Threading and Hardware
Threading at the software level allows us to take advantage of a machine’s multiple cores and hyper-threads. From a Java perspective, we will consider the hyper-threads as actual CPUs and tune our application running on a four-core, eight hyper-thread machine as if it had eight CPUs. But from a measurement perspective, we should be expecting only a five-to-six times improvement compared to a single core.
Thread Pool
Java servers are typically build around the notion of one or more thread pools to handle requests: each call into the server is handled by a thread from the pool. All thread pools work in essentially the same way. Tasks are submitted to a queue. Then a certain number of threads picks up tasks from the queue and executes them.
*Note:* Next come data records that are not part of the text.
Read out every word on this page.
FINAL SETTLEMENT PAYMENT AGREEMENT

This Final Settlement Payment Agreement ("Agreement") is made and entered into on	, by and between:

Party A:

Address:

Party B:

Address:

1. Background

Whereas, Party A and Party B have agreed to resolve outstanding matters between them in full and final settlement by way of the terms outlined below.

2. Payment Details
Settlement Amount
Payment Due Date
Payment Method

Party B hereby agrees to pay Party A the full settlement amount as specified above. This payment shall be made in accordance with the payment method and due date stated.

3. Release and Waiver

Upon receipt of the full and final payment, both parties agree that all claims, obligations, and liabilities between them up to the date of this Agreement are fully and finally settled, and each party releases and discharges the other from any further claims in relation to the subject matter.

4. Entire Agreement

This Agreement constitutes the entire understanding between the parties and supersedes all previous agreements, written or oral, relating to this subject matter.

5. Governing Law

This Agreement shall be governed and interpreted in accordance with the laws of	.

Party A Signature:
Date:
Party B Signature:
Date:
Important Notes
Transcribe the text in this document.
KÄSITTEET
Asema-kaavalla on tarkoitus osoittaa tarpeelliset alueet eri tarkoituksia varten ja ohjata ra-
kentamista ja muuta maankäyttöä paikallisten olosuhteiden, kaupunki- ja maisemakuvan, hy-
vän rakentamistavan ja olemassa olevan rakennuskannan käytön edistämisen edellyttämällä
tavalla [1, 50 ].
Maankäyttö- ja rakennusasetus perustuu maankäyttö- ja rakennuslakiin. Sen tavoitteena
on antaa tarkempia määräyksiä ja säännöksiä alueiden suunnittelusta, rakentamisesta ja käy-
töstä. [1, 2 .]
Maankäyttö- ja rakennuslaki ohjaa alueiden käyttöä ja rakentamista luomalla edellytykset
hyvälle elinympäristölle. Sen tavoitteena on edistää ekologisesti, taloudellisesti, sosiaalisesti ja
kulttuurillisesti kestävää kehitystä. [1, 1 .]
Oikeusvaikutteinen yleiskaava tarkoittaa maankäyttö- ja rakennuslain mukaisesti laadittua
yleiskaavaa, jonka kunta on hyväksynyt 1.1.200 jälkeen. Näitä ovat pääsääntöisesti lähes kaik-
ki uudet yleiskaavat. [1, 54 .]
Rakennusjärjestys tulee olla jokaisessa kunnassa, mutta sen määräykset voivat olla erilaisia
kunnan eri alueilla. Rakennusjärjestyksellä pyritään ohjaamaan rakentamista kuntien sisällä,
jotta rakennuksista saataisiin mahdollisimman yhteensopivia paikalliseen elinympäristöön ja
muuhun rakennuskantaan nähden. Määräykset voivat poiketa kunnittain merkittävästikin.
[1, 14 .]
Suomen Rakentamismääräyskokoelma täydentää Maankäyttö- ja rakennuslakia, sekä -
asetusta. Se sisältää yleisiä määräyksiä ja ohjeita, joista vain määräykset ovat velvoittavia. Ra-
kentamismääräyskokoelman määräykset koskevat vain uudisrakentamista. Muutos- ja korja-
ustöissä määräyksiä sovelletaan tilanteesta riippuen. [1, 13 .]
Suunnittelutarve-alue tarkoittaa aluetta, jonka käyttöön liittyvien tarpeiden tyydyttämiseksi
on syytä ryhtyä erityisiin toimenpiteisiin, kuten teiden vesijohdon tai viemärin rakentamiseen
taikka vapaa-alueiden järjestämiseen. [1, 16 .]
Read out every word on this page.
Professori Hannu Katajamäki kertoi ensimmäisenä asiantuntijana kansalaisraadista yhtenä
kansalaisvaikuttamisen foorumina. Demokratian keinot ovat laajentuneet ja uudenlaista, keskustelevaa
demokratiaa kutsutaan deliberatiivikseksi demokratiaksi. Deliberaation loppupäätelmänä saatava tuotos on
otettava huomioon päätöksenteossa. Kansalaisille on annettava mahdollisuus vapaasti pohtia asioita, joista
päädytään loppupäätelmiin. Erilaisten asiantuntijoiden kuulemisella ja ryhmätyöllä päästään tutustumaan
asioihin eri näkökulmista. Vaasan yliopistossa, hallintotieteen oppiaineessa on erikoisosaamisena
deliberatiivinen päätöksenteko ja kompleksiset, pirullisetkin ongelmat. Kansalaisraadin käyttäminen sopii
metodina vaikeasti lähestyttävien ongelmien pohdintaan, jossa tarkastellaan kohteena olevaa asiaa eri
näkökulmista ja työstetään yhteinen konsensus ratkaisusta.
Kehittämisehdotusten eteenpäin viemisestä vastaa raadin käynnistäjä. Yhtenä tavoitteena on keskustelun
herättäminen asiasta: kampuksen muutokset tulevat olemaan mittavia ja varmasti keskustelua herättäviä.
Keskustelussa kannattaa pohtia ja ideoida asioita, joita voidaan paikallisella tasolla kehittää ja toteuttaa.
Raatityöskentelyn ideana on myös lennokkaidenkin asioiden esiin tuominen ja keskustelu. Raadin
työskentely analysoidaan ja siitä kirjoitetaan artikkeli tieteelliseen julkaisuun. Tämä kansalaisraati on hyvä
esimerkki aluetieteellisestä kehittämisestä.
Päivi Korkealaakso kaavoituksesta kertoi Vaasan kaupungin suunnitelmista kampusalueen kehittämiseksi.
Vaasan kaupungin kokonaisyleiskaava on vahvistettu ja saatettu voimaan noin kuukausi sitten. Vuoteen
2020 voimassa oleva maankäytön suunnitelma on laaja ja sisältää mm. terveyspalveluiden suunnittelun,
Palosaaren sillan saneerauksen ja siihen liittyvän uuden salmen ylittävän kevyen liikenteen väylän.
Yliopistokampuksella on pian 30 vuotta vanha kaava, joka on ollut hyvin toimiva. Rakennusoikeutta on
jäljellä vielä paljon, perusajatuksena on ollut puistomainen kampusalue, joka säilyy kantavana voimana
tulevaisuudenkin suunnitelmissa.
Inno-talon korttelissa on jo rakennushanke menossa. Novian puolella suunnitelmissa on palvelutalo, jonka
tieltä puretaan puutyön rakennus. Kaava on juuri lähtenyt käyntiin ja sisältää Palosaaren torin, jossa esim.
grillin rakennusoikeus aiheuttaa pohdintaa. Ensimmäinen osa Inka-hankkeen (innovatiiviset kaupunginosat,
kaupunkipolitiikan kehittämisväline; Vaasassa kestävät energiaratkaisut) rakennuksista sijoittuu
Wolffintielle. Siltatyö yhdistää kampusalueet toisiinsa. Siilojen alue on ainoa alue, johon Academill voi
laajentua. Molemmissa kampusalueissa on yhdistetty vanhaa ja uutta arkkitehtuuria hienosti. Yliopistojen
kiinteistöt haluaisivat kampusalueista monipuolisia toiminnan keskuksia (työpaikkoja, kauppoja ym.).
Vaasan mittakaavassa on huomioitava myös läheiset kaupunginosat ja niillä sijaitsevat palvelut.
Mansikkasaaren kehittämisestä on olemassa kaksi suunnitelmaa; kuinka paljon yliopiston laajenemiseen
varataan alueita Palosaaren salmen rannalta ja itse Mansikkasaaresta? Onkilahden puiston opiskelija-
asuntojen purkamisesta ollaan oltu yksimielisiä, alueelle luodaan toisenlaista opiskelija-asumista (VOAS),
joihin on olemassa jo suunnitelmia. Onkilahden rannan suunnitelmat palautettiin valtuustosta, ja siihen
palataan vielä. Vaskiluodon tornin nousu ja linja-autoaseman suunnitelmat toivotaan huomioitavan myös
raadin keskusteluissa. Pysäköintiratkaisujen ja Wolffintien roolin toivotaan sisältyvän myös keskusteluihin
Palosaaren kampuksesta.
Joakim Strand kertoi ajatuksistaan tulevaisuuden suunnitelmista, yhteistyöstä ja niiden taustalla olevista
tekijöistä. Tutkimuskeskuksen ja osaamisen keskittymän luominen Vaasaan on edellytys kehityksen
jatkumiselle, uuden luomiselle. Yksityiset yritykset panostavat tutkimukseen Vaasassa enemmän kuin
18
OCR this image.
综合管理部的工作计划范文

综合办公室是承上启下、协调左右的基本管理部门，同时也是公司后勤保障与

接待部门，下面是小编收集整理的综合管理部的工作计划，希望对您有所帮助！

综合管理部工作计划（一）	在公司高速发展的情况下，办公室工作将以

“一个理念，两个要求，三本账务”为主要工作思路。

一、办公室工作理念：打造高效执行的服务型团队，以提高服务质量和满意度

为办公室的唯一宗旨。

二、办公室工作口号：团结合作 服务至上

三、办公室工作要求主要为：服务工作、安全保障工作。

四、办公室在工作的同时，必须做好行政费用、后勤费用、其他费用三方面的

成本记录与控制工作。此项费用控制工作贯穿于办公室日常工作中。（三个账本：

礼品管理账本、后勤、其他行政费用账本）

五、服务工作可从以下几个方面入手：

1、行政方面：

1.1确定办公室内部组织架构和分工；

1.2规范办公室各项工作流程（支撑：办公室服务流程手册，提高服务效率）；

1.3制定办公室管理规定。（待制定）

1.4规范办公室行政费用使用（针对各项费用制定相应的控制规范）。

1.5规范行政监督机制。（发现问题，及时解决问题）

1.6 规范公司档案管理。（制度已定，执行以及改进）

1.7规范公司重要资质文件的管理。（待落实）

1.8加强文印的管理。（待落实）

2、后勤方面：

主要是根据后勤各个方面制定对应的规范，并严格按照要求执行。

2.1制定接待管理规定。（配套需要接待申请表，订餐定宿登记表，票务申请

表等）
After finishing the task, the thread returns to the task queue to retrieve another job to execute (and if there are no more tasks to perform, the thread waits for a task).
The key factor in using a thread pool is that tuning the size of the pool is crucial to getting the best performance. Thread pool performance varies depending on basic choices about thread pool size, and under certain circumstances an oversized thread pool will be detrimental to performance.
Thread pools have a minimum and maximum number of threads. The minimum number of threads is kept around, waiting for tasks to be assigned to them. Because creating a thread is a fairly expensive operation, this speeds up the overall operation when a task is submitted: it is expected that an already existing thread can pick it up. On the other hand, threads require system resources, including native memory for their stacks, and having too many idle threads can consume resources that could be used by othre processes. The maximum number of threads also serves as a necessary throttle, preventing too many tasks from executing at once.